Brain Drain
Mechanical Engineering, May 2007 by Brown, Alan S
A new study affirms that U.S. schools are turning out high-level engineers, but many are returning to their homes abroad.
The United States may be holding its own in graduating numbers of highly qualified engineering undergraduates, but many of them are foreign-born and returning to their home countries, according to a new study from Duke University. The study's authors warn that the U.S. may grow less competitive globally if it cannot find a way to entice enough foreign-born graduate engineers to remain in the States.
The report, published in the latest issue of the National Academy of Sciences magazine, Issues in Science and Technology, was spearheaded by Vivek Wadhwa of Duke University's Pratt School of Engineering.
Two years ago, Duke researchers published a study that showed that India and China graduated far fewer qualified engineers than reported. Published reports said the two countries were graduating hundreds of thousands of engineers every year. But according to Duke's research, those numbers were exaggerated. The ranks of graduates included motor mechanics and technicians, and people receiving associate degrees.
The latest study finds significant issues with both Chinese and Indian engineers. In 2003-2004, the United States awarded 137,437 undergraduate degrees in engineering, computer science, and information technology. This compared with 139,000 in India and 361,270 in China.
Shortage of Places
Many new Chinese graduates have no place to go, Wadhwa reports. He cites an estimate by China's National Development and Reform Commission that three of five engineering graduates in 2006 won't be able to find work.
Indian engineering graduates appear more in line with demand. Wadhwa believes the government-funded Indian Institute of Technology provides a good education, but other public and private institutions vary widely.
Wadhwa's team surveyed 58 corporations that outsourced engineering jobs. He found that 44 percent of them said their U.S. engineering jobs were more technical than the ones sent abroad, while 33 percent said they were equivalent. In terms of work quality, 38 percent said U.S. engineers were better, while 40 percent said they were equal to their counterparts overseas.
The companies said the disadvantages of working with Chinese and Indian engineers were poor communication skills, inadequate experience, cultural differences, and distance. They also thought that Chinese engineers lacked loyalty, had a limited "big picture" mindset, and raised intellectual property concerns. Indian engineers had limited project management skills and high turnover rates.

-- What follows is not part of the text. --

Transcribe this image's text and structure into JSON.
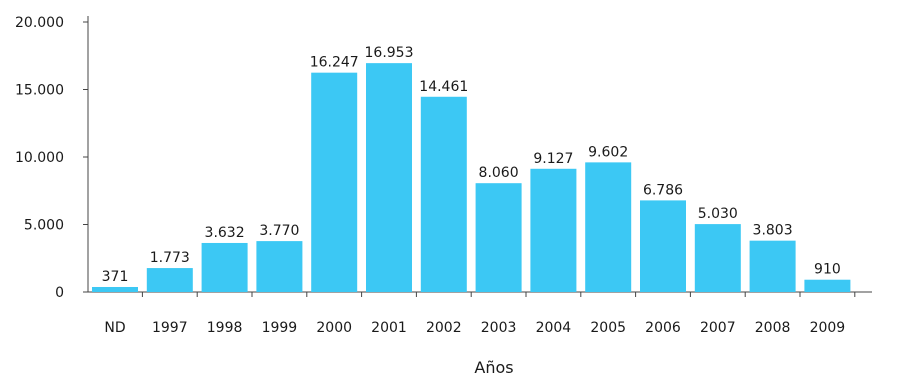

Saving money for services of entry-level engineers was the most frequently cited reason for outsourcing engineering jobs. Indian engineers also get credit for technical knowledge, English language skills, strong education or training, ability to learn quickly, and a strong work ethic.
R&D Stays Home
If cost is driving engineering overseas, engineering research and development has remained in the United States. Yet that could change. The Duke study shows that close to 60 percent of U.S. engineering Ph.D. degrees go to foreign nationals, many of whom are Indian or Chinese. According to the Chinese government, 30 percent of all Chinese students abroad return home after they receive an advanced degree and the percentage appears to be increasing.
"The bottom line," Wadhwa writes, "is that China is racing ahead of the United States and India in its production of engineering and technology Ph.D.'s and in its ability to perform basic research. India is in particularly bad shape, as it does not appear to be producing the numbers of Ph.D.'s needed even to staff its growing universities."
To stay ahead of such dedicated competitors, the United States must encourage foreign national graduate students to stay in America. The authors analyzed the impact of such students on 2,054 engineering and technology companies.
They found that one out of every four chief executive officers or chief technologists was a first-generation immigrant. Nearly 80 percent of immigrant-founded companies were concentrated in software or innovation/manufacturing-related services. Those businesses generated $52 billion in sales and employed 450,000 workers in 2005. Indians founded more engineering and technology companies during the past decade than immigrants from Britain, China, Taiwan, and Japan combined.
"If the nation truly needs workers with special skills, it should make them welcome by providing them with permanent resident status," Wadhwa writes. "Temporary workers cannot start businesses, and the nation currently is not giving them the opportunity to integrate into society and help the United States compete globally."